Wednesday, May 4, 2011

Procrastination

It’s 2:32 a.m. I have an eight page paper due on the performance history of Shakespeare’s “Hamlet,” due in seven hours, and I’m watching Rick tell Ilsa to get on the plane at the end of “Casablanca” for the umpteenth time. Eventually, during the tearful finale, the propellers will buzz and Rick will say the immortal line “We’ll always have Paris.”
I stare at the television enjoying the performances by Bogart and Bergman all the while occasionally shooting a glance at the blank computer screen with the cursor blinking like the remaining seconds of a bomb waiting to explode in my face. Yet I sit there, watching my movie, pondering what reason I can give my professor to get an extension on this paper. Maybe I just won’t show up to class, and get it done, and then email it to her later. It won’t be a big deal. I’ll be able to get it done. Now it’s 3:32 a.m. Marlon Brando is waxing poetic about how he “coulda been a contenda” in the back of a car in “On the Waterfront.” The paper now has an opening paragraph, but is truly no closer to eight pages than it was one hour ago.
I tell myself, “I can get this done. If I just write two pages an hour, I’ll be in the clear.”
I never once thought that these bad habits I had cultivated, over these nearly eight semesters of college, would come back to bite me in the ass. So, I learned to procrastinate with the best of them because I didn’t think I had to work that hard.
Procrastination is one of those problematic little phenomena that college students have created to make excuses for why our homework isn’t done, and why we stay up until 4 a.m. working on a paper. We’ve made up little jokes about it and create Facebook status updates about it, and yet it’s something that doesn’t go away.
As a young student in elementary school and high school, the actual day-to-day homework part was easy. I barely had to break a sweat to get things done because either I got it done at home the night before, or there was enough time during the day that you could easily get things done before that appropriate class period.
This ailment has never been limited to just me though. We’re a nation of procrastinators who desperately want our pleasures right away, but who take a laissez-faire attitude about getting anything accomplished on time. Professors would rather continue doing their own research for their upcoming journal article on the obtuse influence of Balzac on Faulkner for the Publication for the Modern Languages Association than grade a stack of essays, Congress takes weeks at a time to call a vote on Washington D.C. snow removal because it can, and students just wait until the last possible moment to finish a short essay on the Franco-Prussian War.
I am no different.
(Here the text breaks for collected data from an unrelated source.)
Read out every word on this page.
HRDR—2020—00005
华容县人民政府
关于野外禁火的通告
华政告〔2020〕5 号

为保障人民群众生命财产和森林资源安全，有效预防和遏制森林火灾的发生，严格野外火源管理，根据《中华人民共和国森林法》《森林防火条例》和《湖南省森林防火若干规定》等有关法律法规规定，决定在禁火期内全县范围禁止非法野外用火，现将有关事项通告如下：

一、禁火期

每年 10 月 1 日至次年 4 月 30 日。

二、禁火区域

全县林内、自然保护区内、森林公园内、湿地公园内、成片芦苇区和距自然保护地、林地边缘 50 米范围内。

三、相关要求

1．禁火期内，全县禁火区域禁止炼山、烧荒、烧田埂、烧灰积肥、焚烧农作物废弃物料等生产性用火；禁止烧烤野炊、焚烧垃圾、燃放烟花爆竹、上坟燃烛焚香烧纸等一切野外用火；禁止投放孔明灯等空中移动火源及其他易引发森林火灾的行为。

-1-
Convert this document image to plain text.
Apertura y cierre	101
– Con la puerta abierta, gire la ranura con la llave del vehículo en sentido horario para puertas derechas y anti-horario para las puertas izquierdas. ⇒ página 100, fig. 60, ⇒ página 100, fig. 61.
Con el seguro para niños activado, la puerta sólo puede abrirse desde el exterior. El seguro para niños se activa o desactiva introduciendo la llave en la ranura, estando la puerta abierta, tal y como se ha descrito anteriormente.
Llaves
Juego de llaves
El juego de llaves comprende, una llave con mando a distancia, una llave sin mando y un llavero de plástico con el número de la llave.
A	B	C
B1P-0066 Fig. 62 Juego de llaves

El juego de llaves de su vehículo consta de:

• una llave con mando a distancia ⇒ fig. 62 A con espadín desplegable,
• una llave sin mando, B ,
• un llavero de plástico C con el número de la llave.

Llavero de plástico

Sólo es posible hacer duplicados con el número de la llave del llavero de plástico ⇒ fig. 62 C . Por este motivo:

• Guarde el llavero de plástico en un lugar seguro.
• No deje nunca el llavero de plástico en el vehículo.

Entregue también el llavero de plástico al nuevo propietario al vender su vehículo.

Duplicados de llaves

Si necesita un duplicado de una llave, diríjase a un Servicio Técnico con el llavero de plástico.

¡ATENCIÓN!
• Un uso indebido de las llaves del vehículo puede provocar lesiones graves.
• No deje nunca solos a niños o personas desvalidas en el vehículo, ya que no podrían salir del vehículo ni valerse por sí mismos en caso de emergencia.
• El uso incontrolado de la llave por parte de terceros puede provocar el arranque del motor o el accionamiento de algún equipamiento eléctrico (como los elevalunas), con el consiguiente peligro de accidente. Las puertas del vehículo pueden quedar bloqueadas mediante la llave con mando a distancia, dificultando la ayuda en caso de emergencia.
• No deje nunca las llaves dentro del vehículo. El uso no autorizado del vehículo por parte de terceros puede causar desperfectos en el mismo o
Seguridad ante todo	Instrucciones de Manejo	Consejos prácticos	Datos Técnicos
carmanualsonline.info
Instead of doing my homework, I found other things to occupy my brain with that I found more important that accomplishing my tasks on time. I watched films, read books for leisure, watched television, and masturbated; anything that was an easy alternative to reading bullshit religion books or doing pre-calculus. I got away with it then because I was smart, and I could talk my way out of the potential problems that could occur. I began to believe my own hype. I believed that my contribution to the academic world was such that the world would be lesser for not having me in it.
That’s the trickiest part about procrastination; it’s not just limited to the unknowledgeable, the lazy, or the unmotivated. It can be the smartest kid in the class, because he doesn’t think he has to work that hard, or an extremely driven young lady who assumes that under the time crunch she can churn out the first chapter of her novel in four hours.
It’s never a clear cut-and-dry reason for why people do this either. In some cases, people just start too late. They assume they have a smaller task in front of them that ends up being a climb up Kilimanjaro. In my case, and I would assume in the case of many others, this pressure could be a fear of failure or even worse, a fear of success. I want reassurance that my work is adequate or even good, and I don’t want to feel the sting of a B+ when I know in my heart that the paper was a C-. Maybe we’re afraid to grow up? College is a time when we’re told to enjoy it, and savor each moment, because it all goes downhill from here. So why not try to prolong the experience. What’s another year of school when you could be out in the lousy world of mortgages, student loan bills, and no job?
So what do I do? I retreat; I avoid; I accept defeat. Many other procrastinators are able to break through their coulda, woulda, shouldas and get their work done. They can see the benefit of barreling through and accomplishing the goal no matter how haphazard the results may look or sound. But I can’t seem to. So I walk around the academic buildings like a feral cat; jumpy, disorientated, and anxiety-ridden. I take different hallways to avoid the potential confrontations with professors, who only want to help, but that I assume are out to reprimand me. Such is the life of a procrastinator.
Curing this disease is an on-going process. It’s hopefully something that won’t last me the rest of my life, but maybe that’s too unrealistic. I want to eventually be able to graduate from college, get out, and live my life. I want to work as a professional writer, and have children, but none of those things can happen until I finish the paper. And that will only happen when I finally stop trying to ignore that blinking cursor, put aside my insecurities, and get to work.